Provide useful information about the game world as the characters explore it.
Players do not need to roll dice to learn about their circumstances.
Be helpful and direct with your answers to their questions.
Respond honestly, describe consistently, and always let them know they can keep asking questions.
Difficulty
Default to context and realism rather than numbers and mechanics.
If something the players want to do is sincerely impossible, no roll will allow them to do it.
Is what the player describes and how they leverage the situation sensible? Let it happen.
Saves cover a great deal of uncertain situations and are often all that is necessary for risky actions.
Preparation
The game world is organic, malleable and random. It intuits and makes sharp turns.
Use random tables and generators to develop situations, not stories or plots.
NPCs remember what the PCs say and do,and how they affect the world.
NPCs don’t want to die. Infuse their own self-interest and will to live into every personality.
Narrative Focus
Emergent experience of play is what matters, not math or character abilities. Give the players weapon trainers and personal quests to facilitate improvement and specialization.

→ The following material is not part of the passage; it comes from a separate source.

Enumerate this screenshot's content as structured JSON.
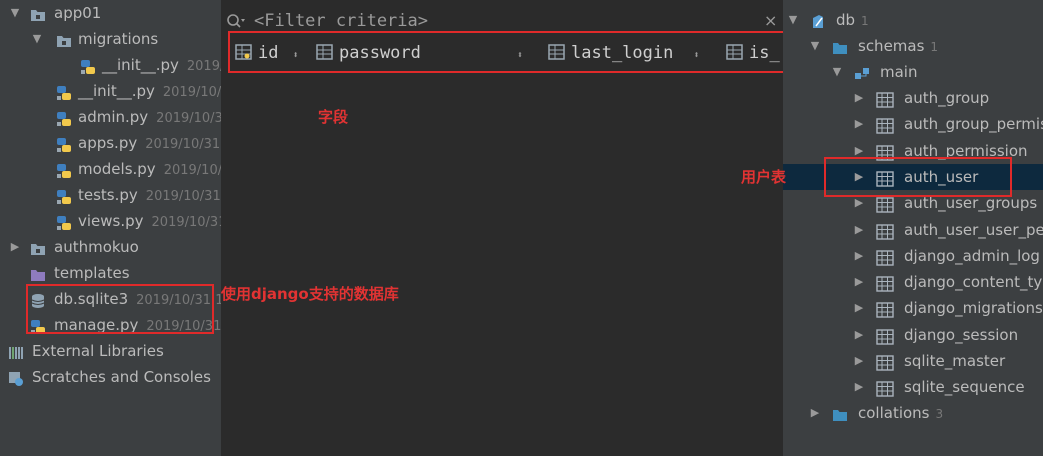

Pay attention to the needs and wants of the players,then put realistic opportunities in their path.
A dagger to your throat will kill you, regardless of your expensive armor and impressive training.
Danger
The game world produces real risk of pain and death for the player characters.

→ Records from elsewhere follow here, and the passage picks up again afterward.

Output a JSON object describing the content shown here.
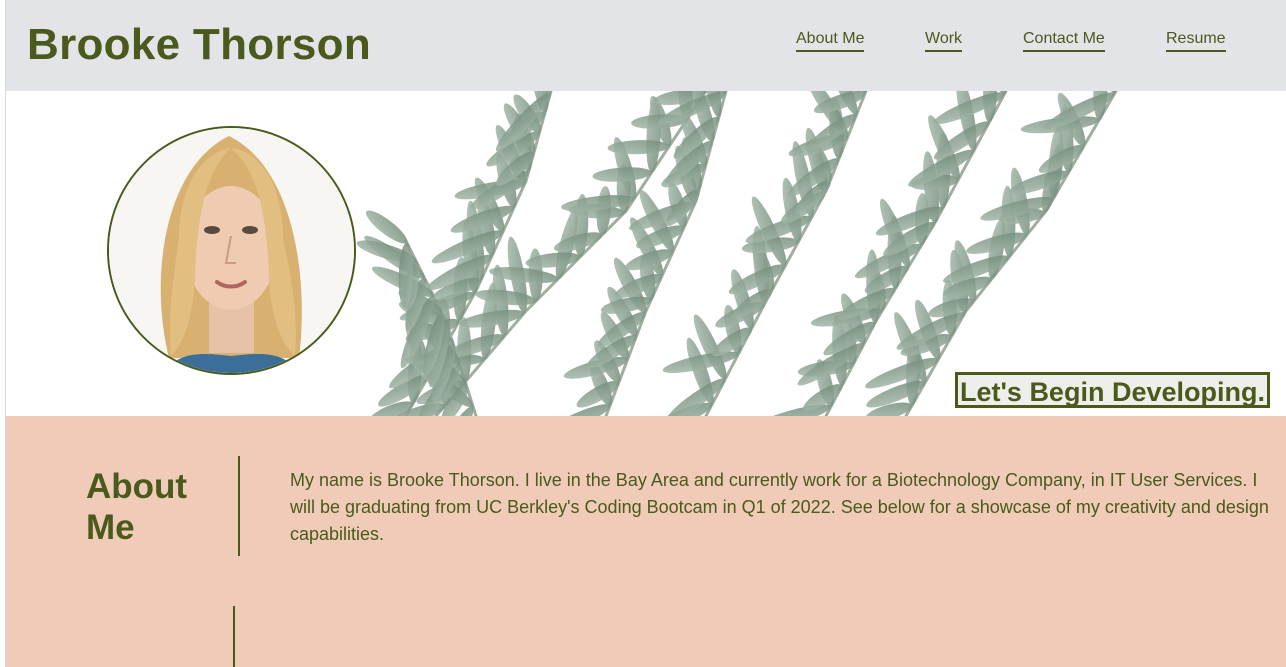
{
  "header": {
    "title": "Brooke Thorson",
    "nav": [
      {
        "label": "About Me"
      },
      {
        "label": "Work"
      },
      {
        "label": "Contact Me"
      },
      {
        "label": "Resume"
      }
    ]
  },
  "hero": {
    "tagline": "Let's Begin Developing.",
    "background_image": "olive-branch-image",
    "avatar": "profile-photo"
  },
  "about": {
    "heading": "About Me",
    "text": "My name is Brooke Thorson. I live in the Bay Area and currently work for a Biotechnology Company, in IT User Services. I will be graduating from UC Berkley's Coding Bootcam in Q1 of 2022. See below for a showcase of my creativity and design capabilities."
  },
  "colors": {
    "accent": "#4a5a1c",
    "header_bg": "#e2e4e8",
    "about_bg": "#f0cbb8",
    "leaf": "#8fa596"
  }
}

Telegraph serious danger to players when it is present. The more dangerous, the more obvious.
Put traps in plain sight and let the players take time to figure out a solution.
Give players opportunities to solve problems and interact with the world.
Prize
A Prize is specific to the environment from where it is recovered. It suggests a story.

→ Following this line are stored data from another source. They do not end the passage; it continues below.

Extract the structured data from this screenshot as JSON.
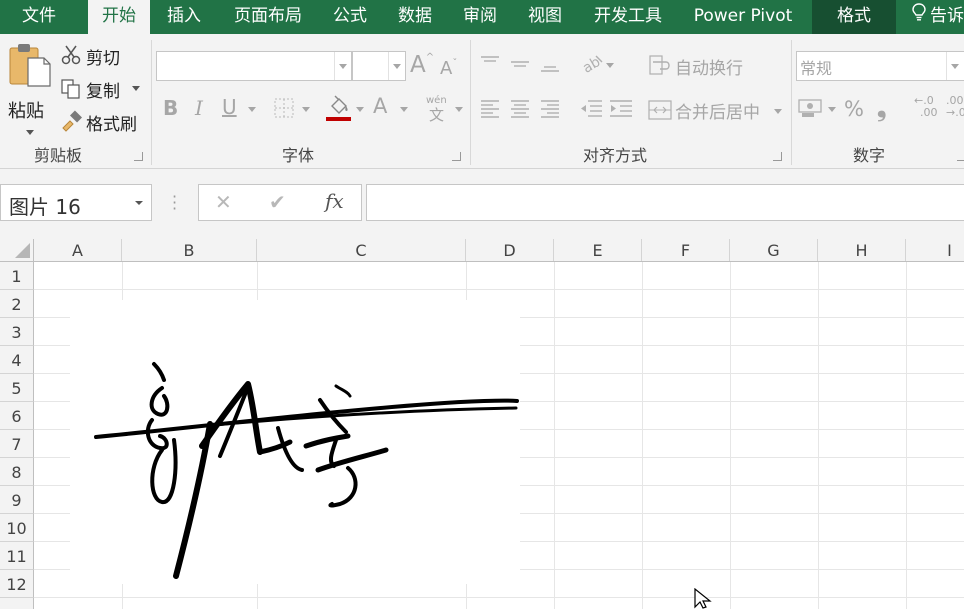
{
  "menu": {
    "tabs": [
      "文件",
      "开始",
      "插入",
      "页面布局",
      "公式",
      "数据",
      "审阅",
      "视图",
      "开发工具",
      "Power Pivot",
      "格式"
    ],
    "tell_me": "告诉"
  },
  "clipboard": {
    "paste": "粘贴",
    "cut": "剪切",
    "copy": "复制",
    "format_painter": "格式刷",
    "label": "剪贴板"
  },
  "font": {
    "label": "字体",
    "grow": "A",
    "shrink": "A",
    "bold": "B",
    "italic": "I",
    "underline": "U",
    "font_color": "A",
    "phonetic_top": "wén",
    "phonetic_bottom": "文",
    "fill_color": "#c00000"
  },
  "alignment": {
    "wrap_text": "自动换行",
    "merge_center": "合并后居中",
    "label": "对齐方式"
  },
  "number": {
    "format": "常规",
    "percent": "%",
    "comma": "❟",
    "inc_decimal_top": "←.0",
    "inc_decimal_bottom": ".00",
    "dec_decimal_top": ".00",
    "dec_decimal_bottom": "→.0",
    "label": "数字"
  },
  "formula_bar": {
    "name_box": "图片 16",
    "cancel": "✕",
    "enter": "✔",
    "fx": "fx",
    "formula": ""
  },
  "sheet": {
    "columns": [
      "A",
      "B",
      "C",
      "D",
      "E",
      "F",
      "G",
      "H",
      "I"
    ],
    "rows": [
      "1",
      "2",
      "3",
      "4",
      "5",
      "6",
      "7",
      "8",
      "9",
      "10",
      "11",
      "12"
    ]
  },
  "colors": {
    "brand": "#217346",
    "format_tab": "#174f31"
  }
}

A Prize is something valuable, but non necessarily a treasure or materially valuable.
A Prize can be anything that calls to action the players.
Use the Prize as a lure to exotic locations under the protection of intimidating foes.
Choice
Give players a solid choice to force outcomes when the situation lulls.
Use binary “so, A or B?” responses when their intentions are vague.
Work together with this conversational progress to keep the game moving.
Ensure that the player character’s actions leave their mark on the game world.
Die of Fate
Gods are capricious: sometimes they favour the characters, other times they will play against them.
In these situations, roll 1d6. A roll of 4 or more generally favors the players.
A roll of 3 or under tends to mean bad luck for the PCs or their allies.